H. Wakabayashi, H. Himura, M. Fukao, M. Isobe1), Z. Yoshida, and CHS group1)

Department of Advanced Energy, Graduate School of Frontier Sciences, The University of Tokyo, 7-3-1 Bunkyo Ward, Tokyo 113-0033, Japan
1)National Institute for Fusion Science, Toki, Gifu 509-5292, Japan

Experimental studies on collisionless penetration into a helical magnetic field have been performed. It is found that the space potential φs has a weak dependence on the injection angle α of electrons except for a narrow `window' region in which φs significantly drops. A calculation shows that because of the electric field of the electron gun (e-gun), the emitted electrons are always launched quasi-parallel to the helical magnetic field, regardless of α. This seems to agree with the observation.

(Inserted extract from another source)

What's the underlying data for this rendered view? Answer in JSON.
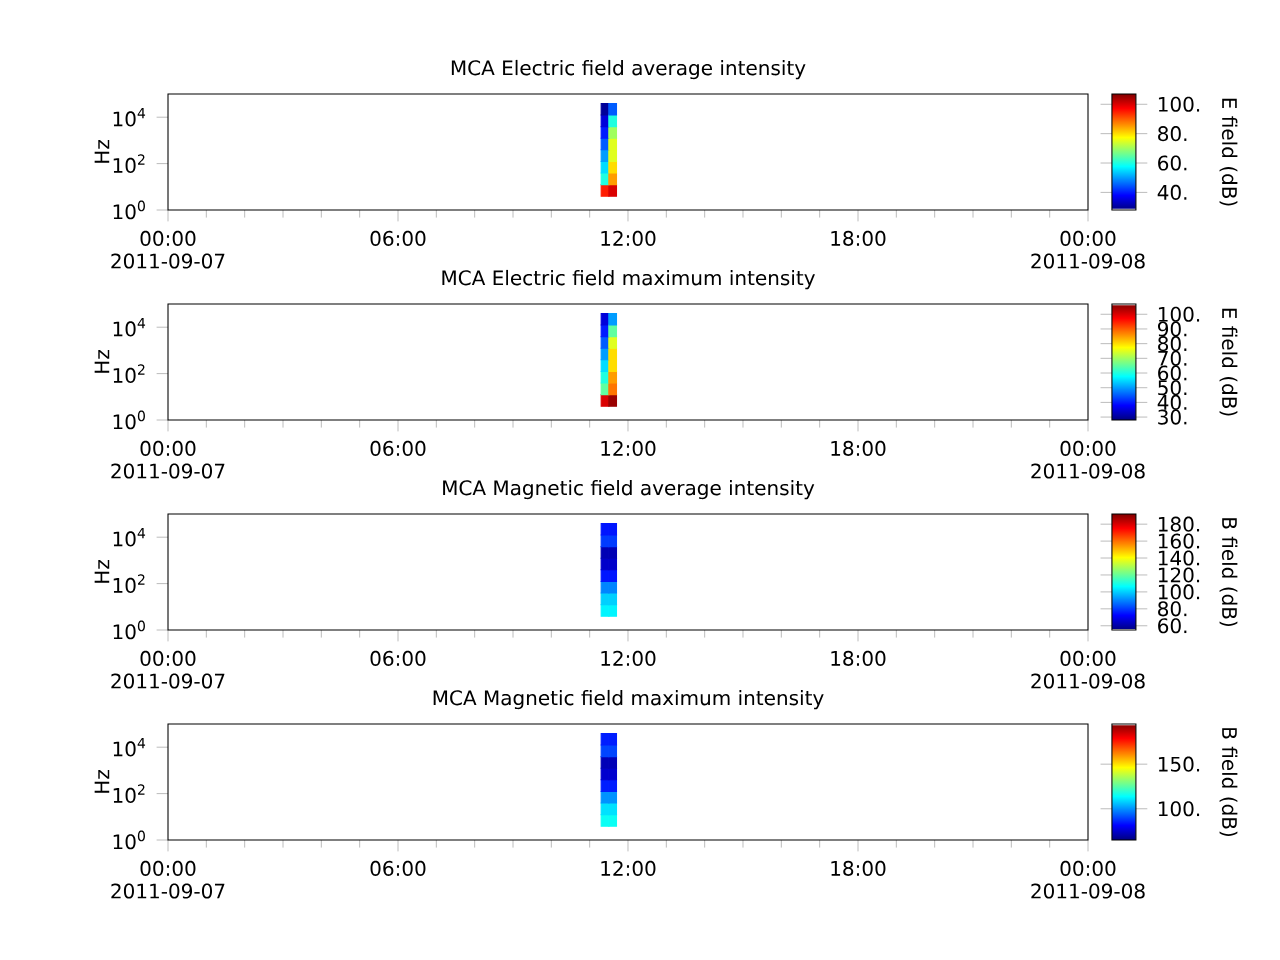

The `window' seen in the data may be attributed to a current-driven instability which might result in the insufficient electron penetration or the degradation of electron confinement in the magnetic surface [1]. In order to investigate the instability and the mechanism of the collisionless penetration, electrostatic fluctuation has been measured in the stochastic magnetic region. FFT analyses of the data show that apparent fluctuations of about 3.5 MHz appear during the electron penetration. Moreover, the frequency strongly depends on the electron energy and density, implying an instability related with the electron injection in the stochastic region.

References

[1] H. Wakabayashi et al., "Parameter Dependence of Inward Diffusion on Injected Electrons in Helical Nonneutral Plasmas", will be appeared in Non-neutral Plasma Physics V (American Institute of Physics) (2003).


This work is performed under the auspices of the NIFS LHD Project Research Collaboration.